ONE DAY ONE HADITH
Diriwayatkan dari
Aisyah RA, Ia berkata:
وَمَا رَأَيْتُ رَسُولَ اللَّهِ صَلَّى
اللَّهُ عَلَيْهِ وَسَلَّمَ اسْتَكْمَلَ صِيَامَ شَهْرٍ قَطُّ إِلَّا رَمَضَانَ وَمَا
رَأَيْتُهُ فِي شَهْرٍ أَكْثَرَ مِنْهُ صِيَامًا فِي شَعْبَانَ
Aku tidak pernah
melihat Rasulullah SAW melakukan puasa satu bulan penuh kecuali puasa bulan
Ramadhan dan aku tidak pernah melihat beliau lebih banyak berpuasa sunah
melebihi (puasa sunah) di bulan Sya’ban. [HR Bukhari]
Catatan Alvers
Rasul SAW begitu
mengistimewakan bulan Sya’ban dengan memperbanyak puasa di dalamnya sebagaimana
keterangan hadits di atas. Imam Ibnu Hajar Al-‘Asqalani berpendapat : “Hadits
di atas merupakan dalil keutamaan puasa sunnah di bulan Sya’ban.” [Fathul Bari]

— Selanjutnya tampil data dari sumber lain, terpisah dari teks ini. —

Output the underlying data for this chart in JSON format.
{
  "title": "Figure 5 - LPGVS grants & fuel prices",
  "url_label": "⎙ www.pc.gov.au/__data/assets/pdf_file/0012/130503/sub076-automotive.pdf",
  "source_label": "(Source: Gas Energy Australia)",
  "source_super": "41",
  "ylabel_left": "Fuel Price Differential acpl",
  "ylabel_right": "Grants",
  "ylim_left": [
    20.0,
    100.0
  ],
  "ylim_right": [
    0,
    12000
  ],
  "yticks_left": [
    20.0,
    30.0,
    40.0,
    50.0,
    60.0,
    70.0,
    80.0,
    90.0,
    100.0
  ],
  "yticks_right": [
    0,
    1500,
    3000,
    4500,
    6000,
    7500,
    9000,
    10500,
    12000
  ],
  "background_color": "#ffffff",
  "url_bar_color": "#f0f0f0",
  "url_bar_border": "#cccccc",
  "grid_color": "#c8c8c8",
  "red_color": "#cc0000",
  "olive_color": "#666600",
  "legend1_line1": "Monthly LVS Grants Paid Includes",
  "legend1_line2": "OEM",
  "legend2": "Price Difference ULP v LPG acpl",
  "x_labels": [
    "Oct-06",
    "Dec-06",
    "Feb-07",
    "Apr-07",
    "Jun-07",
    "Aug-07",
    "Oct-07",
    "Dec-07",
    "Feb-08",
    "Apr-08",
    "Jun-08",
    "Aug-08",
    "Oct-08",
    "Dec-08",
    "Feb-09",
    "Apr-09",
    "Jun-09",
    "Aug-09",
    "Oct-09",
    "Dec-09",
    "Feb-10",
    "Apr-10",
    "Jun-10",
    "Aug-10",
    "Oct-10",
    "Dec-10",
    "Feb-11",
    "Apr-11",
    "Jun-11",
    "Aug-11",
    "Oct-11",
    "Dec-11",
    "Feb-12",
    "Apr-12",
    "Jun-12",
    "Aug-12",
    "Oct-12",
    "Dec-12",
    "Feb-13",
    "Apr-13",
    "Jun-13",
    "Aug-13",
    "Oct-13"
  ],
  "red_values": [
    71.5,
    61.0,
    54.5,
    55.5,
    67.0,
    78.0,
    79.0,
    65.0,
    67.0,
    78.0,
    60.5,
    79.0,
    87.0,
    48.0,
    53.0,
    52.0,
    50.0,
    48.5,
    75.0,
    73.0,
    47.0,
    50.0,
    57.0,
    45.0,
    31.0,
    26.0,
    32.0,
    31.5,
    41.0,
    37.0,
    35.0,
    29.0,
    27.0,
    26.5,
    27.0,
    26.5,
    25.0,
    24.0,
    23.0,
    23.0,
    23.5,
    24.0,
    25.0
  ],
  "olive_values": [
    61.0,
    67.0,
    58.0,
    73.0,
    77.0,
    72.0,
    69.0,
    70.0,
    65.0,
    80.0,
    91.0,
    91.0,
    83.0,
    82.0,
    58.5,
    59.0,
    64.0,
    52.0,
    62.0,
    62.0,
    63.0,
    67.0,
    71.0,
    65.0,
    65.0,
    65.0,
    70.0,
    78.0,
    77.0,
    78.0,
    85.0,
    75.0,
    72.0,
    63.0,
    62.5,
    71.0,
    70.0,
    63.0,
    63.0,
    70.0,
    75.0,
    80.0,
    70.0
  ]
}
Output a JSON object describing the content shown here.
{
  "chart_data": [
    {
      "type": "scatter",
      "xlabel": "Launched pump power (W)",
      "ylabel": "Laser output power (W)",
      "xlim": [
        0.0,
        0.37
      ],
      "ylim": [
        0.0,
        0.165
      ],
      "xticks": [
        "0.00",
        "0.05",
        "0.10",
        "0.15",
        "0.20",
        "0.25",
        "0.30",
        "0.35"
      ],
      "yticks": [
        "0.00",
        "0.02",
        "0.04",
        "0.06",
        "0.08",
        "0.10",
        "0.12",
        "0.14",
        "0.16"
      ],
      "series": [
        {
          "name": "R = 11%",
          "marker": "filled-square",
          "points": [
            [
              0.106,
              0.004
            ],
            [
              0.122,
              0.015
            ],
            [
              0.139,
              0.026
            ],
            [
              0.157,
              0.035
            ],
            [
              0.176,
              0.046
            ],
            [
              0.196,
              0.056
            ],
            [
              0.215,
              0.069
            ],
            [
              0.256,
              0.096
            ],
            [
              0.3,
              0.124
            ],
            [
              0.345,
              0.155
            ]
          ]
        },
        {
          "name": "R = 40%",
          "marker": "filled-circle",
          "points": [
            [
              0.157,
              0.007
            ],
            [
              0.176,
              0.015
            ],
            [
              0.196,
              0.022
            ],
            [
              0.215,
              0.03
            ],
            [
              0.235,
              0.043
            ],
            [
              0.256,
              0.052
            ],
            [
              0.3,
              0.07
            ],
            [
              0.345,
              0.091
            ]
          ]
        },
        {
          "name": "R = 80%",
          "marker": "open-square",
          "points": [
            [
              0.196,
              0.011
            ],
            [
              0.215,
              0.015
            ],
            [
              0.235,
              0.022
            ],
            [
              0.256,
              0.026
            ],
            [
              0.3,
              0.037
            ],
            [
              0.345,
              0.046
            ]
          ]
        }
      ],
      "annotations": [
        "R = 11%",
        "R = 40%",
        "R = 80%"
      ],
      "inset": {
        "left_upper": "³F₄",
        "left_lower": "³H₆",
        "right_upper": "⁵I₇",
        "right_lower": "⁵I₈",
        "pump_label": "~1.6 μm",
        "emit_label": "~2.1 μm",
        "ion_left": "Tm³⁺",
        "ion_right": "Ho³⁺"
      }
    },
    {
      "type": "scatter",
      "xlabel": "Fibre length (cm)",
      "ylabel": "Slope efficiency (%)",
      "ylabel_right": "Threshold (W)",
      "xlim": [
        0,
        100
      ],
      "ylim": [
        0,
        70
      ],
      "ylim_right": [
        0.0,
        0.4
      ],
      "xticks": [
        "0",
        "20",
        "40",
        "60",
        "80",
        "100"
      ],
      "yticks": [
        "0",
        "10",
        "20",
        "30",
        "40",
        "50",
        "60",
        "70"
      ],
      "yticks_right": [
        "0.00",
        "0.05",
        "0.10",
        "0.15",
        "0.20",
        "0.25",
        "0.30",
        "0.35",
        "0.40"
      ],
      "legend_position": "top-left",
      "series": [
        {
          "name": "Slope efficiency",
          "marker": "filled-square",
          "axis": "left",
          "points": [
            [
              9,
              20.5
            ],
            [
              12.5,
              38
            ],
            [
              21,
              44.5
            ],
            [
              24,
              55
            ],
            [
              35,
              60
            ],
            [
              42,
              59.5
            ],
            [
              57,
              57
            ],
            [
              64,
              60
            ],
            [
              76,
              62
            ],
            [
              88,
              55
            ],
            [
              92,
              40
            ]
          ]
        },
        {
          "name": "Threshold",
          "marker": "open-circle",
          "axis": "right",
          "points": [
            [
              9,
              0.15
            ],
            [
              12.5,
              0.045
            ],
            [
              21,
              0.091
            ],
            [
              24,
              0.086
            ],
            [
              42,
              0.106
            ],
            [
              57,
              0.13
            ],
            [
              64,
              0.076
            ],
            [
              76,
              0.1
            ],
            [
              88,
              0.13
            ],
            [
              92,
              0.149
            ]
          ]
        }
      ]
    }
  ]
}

dan Imam Ash-Shan’ani berkata: Hadits ini menunjukkan bahwa Rasulullah SAW
mengistimewakan bulan Sya’ban dengan melakukan puasa sunnah lebih banyak dari
bulan lainnya. [Subulus Salam] Dan diriwayatkan dari Ummu Salamah, ia berkata :
أَنَّهُ لَمْ يَكُنْ يَصُومُ مِنْ السَّنَةِ
شَهْرًا تَامًّا إِلَّا شَعْبَانَ يَصِلُهُ بِرَمَضَانَ
Rasul SAW tidak
berpuasa selama satu bulan secara sempurna (penuh) dari sepanjang tahun
melainkan bulan sya’ban dimana beliau menyambungnya dengan ramadhan. [HR Abu Dawud]
Secara tekstual pada
hadits ini dinyatakan bahwa beliau berpuasa sebulan penuh namun pengertiannya
tidaklah demikian. Syaikh Muhammad Abadi berkata : maksudnya beliau berpuasa
pada “Mu’dzam” (sebagian besar) sya’ban.
Ibnul Mubarak berkata : diperbolehkan dalam bahasa arab jika seseorang
berpuasa sebagian besar dalam satu bulan untuk dikatakan ia berpuasa sebulan
penuh. Dan dikatakan pula si fulan melakukan ibada semalam suntuk padahal dari
sepanjang malam ia bisa saja melakukan sebagian urusan yang lain pada sebagian
waktunya. [Aunul Ma’bud]
Hal ini menjadi jelas
dengan keterangan Sayyidah Aisyah RA pada hadits utama di atas yaitu “Aku tidak
pernah melihat Rasulullah SAW melakukan puasa satu bulan penuh kecuali puasa
bulan Ramadhan.” Dan dalam riwayat lain Sayyidah Aisyah RA berkata :
وَلَمْ أَرَهُ صَائِمًا مِنْ شَهْرٍ
قَطُّ أَكْثَرَ مِنْ صِيَامِهِ مِنْ شَعْبَانَ كَانَ يَصُومُ شَعْبَانَ كُلَّهُ كَانَ
يَصُومُ شَعْبَانَ إِلَّا قَلِيلًا
Aku tidak pernah
melihat beliau berpuasa sunnah dalam sebulan yang lebih banyak daripada puasa
beliau di bulan Sya’ban. Beliau berpuasa pada bulan Sya’ban sebulan kecuali
beberapa hari saja [HR Muslim]
Imam Nawawi berkata :
kalimat kedua “kecuali beberapa hari saja“ menafsiri kalimat pertama “berpuasa
pada bulan Sya’ban sebulan” dan menjelaskan bahwa makna “Kullahu”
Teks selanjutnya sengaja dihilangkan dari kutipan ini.